Chronic hepatitis C is a viral infection that can cause serious, long-term damage to the liver as well as problems with other organs. It is caused by the hepatitis C virus (HCV), a widespread pathogen that is transmitted through exposure with contaminated blood. HCV rarely causes symptoms in the acute phase of infection, which lasts about six months, and many people do not experience health problems until several months or years after they enter the chronic hepatitis C phase. Treatment with antiviral drugs is essential whenever symptoms of abdominal pain, fatigue, and nausea become chronic. If the virus is not discovered until extensive liver damage occurs, a transplant may be necessary to prevent life-threatening complications.
HCV is a very sturdy, prolific virus, and the human immune system is not well equipped to fight it off successfully. The virus usually lies dormant in the liver and bloodstream for many months, all the while replicating and invading multiple sites before causing problems. HCV is only transmitted through blood to blood contact. Drug users who share needles, people who get tattoos and piercings in unsanitary environments, and health-care professionals who treat sick people or handle blood products are at the highest risk of infection. Blood transfusions were major sources of infection several decades ago, but modern blood testing and delivery techniques have greatly improved the safety of transfusions.

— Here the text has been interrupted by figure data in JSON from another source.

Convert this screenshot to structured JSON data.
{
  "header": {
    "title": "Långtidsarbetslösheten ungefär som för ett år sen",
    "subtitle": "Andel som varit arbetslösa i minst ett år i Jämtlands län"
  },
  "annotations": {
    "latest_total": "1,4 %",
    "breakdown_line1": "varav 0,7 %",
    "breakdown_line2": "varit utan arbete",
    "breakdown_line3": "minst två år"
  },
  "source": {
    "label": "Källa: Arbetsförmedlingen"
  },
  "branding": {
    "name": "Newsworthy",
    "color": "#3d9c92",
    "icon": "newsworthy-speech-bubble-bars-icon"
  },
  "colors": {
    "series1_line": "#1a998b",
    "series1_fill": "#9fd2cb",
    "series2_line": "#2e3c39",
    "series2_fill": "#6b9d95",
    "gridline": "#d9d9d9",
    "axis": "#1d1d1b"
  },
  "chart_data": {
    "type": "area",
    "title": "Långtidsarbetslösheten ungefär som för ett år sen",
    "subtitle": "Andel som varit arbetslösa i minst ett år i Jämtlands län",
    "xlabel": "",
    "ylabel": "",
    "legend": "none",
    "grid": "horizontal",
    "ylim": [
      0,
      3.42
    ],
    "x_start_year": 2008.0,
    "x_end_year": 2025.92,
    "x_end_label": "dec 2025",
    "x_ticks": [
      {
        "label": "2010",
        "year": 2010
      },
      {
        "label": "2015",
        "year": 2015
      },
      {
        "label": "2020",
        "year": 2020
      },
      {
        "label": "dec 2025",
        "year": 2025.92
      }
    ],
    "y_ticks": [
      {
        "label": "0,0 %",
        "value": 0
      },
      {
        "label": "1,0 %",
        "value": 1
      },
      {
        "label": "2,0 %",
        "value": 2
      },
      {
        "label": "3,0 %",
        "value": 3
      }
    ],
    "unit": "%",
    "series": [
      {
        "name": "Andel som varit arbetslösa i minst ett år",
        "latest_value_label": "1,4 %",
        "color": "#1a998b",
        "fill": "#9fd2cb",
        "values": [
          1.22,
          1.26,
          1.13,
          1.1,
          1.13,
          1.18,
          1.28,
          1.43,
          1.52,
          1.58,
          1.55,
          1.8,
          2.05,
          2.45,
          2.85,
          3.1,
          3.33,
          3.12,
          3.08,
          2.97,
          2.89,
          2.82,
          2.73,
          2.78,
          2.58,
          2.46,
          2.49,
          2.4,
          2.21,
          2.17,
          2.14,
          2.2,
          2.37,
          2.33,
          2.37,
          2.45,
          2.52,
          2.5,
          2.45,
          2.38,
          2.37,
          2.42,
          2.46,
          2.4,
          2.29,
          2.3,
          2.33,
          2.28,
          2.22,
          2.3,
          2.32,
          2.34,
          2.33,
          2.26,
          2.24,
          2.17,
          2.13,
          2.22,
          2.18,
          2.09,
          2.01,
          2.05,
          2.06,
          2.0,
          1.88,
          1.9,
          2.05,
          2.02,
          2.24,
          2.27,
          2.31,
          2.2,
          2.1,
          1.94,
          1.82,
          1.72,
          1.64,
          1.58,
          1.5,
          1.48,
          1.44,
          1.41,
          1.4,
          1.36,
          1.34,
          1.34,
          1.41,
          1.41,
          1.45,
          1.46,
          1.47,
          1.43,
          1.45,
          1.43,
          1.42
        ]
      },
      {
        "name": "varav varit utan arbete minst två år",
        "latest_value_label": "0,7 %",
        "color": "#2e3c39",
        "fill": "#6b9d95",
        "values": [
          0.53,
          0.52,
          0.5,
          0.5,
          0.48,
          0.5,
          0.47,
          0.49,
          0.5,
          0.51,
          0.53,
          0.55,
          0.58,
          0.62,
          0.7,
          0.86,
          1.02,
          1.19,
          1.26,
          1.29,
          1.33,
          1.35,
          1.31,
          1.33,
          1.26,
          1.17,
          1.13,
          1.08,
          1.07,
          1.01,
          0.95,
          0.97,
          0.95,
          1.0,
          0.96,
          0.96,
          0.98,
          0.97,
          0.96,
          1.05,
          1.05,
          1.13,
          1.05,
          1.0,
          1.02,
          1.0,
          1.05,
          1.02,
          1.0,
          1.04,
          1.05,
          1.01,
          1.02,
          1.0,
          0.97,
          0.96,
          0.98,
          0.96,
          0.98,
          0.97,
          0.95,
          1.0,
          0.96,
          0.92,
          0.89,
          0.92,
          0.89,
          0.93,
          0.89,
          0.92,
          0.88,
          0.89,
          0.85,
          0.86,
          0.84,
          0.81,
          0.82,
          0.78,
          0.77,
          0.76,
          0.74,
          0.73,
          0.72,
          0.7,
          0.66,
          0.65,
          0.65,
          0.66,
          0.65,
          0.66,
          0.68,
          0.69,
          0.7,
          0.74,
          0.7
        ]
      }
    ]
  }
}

When symptoms of chronic hepatitis C do appear, they typically include worsening pain in the upper abdomen, easy fatigue, and appetite changes. A person might have nausea and develop frequent fevers. Muscles and joints may start to ache constantly, and the abdomen can become very tender to the touch. It is important to visit a doctor whenever possible chronic hepatitis C symptoms arise and persist for several days.
A physician can check for HCV by screening blood samples. Blood tests also let doctors know how much of the virus is present and details about its specific genetic makeup. If symptoms are present, imaging tests such as ultrasounds and x-rays are usually performed to look for signs of liver damage. A liver tissue biopsy is occasionally needed to gauge the severity of inflammation and scarring.
Most people who are diagnosed with chronic hepatitis C are placed on a long course of antiviral drugs that may include ribavirin and interferon. Bed rest and proper hydration are essential when symptoms are especially severe. Long-term recovery is aided by maintaining a good diet, exercising regularly, avoiding alcohol, and attending regular medical checkups. Surgery to repair or replace the liver is only needed if the organ is seriously damaged.